ABERDEEN FOOTBALLER IN HOSPITAL.
Pat Doolan, the centre-forward of the Aberdeen Football Club, who resides at Knowenoble Street, Cleland, has been removed to Belvidere Hospital, Glasgow, suffering from blood poisoning. The cause of the trouble is supposed to be a wound in the head, received in a game a few weeks ago. He had previously received treatment in Aberdeen and Glasgow. On inquiry at his home it was learned he was fairly comfortable.
Source: Press & Journal, 19th June 1926
LOSS TO ABERDEEN FOOTBALL CLUB.
On the eve of the opening of the season the Aberdeen Football Club has sustained a serious loss by the death, which occurred in the Belvidere Hospital, Glasgow, yesterday, of Pat Doolan, the club's reserve centre-forward.
Doolan, who was only 19 years of age, was picked up from Cleland Juniors, Lanarkshire, in the course of last season, and was regarded as a player with a brilliant future. It was the policy of the Aberdeen club to "nurse" him, and it was not until near the close of last season that he got a chance in the first team, for which he made three appearances in league matches, and also played in a Scottish Cup-tie.
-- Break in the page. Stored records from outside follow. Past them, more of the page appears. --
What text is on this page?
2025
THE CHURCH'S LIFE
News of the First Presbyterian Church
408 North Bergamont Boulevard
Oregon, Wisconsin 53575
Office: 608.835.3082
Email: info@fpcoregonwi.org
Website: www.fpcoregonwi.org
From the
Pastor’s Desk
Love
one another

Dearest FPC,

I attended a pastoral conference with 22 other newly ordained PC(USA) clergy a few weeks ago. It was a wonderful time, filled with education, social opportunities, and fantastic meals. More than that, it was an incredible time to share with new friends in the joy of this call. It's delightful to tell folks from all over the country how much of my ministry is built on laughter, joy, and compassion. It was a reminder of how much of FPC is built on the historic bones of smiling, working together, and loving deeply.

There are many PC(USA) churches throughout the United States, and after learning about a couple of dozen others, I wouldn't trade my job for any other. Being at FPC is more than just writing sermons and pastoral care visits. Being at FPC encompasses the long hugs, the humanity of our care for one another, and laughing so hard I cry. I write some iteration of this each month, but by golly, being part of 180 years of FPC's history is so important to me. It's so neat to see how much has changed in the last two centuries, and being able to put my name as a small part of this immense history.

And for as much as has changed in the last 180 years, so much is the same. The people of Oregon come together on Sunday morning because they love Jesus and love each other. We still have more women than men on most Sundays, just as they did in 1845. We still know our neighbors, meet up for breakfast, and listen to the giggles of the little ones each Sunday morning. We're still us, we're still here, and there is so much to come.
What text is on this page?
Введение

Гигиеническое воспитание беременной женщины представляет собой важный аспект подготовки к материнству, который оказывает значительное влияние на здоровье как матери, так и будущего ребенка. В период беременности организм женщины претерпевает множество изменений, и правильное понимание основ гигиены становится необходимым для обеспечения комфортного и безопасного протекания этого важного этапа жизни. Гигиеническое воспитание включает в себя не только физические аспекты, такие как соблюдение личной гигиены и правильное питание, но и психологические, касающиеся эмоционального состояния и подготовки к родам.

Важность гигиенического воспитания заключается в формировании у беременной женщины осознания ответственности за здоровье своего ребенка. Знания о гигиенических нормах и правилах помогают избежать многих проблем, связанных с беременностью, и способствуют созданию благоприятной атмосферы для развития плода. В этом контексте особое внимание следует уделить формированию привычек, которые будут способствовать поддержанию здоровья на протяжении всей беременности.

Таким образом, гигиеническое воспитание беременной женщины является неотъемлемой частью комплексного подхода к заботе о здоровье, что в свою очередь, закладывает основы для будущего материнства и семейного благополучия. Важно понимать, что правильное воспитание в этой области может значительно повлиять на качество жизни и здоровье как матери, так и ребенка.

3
He played brilliantly in the "A" team, and was a prolific goal scorer.
Ideally equipped physically for football, it was generally recognised that as he gained experience, Doolan would developed into a star player, and the club directorate and management had high hopes of him proving a valuable asset in the coming season.
Of a sunny disposition, Doolan was tremendously popular at Pittodrie, and the death of so promising a player at such an early age is deeply regretted in local football circles. Near the close of last season Doolan contracted skin trouble on the head which developed into septic poisoning, and about two months ago was admitted to hospital in Glasgow. Widespread sympathy will be extended to his parents in their bereavement.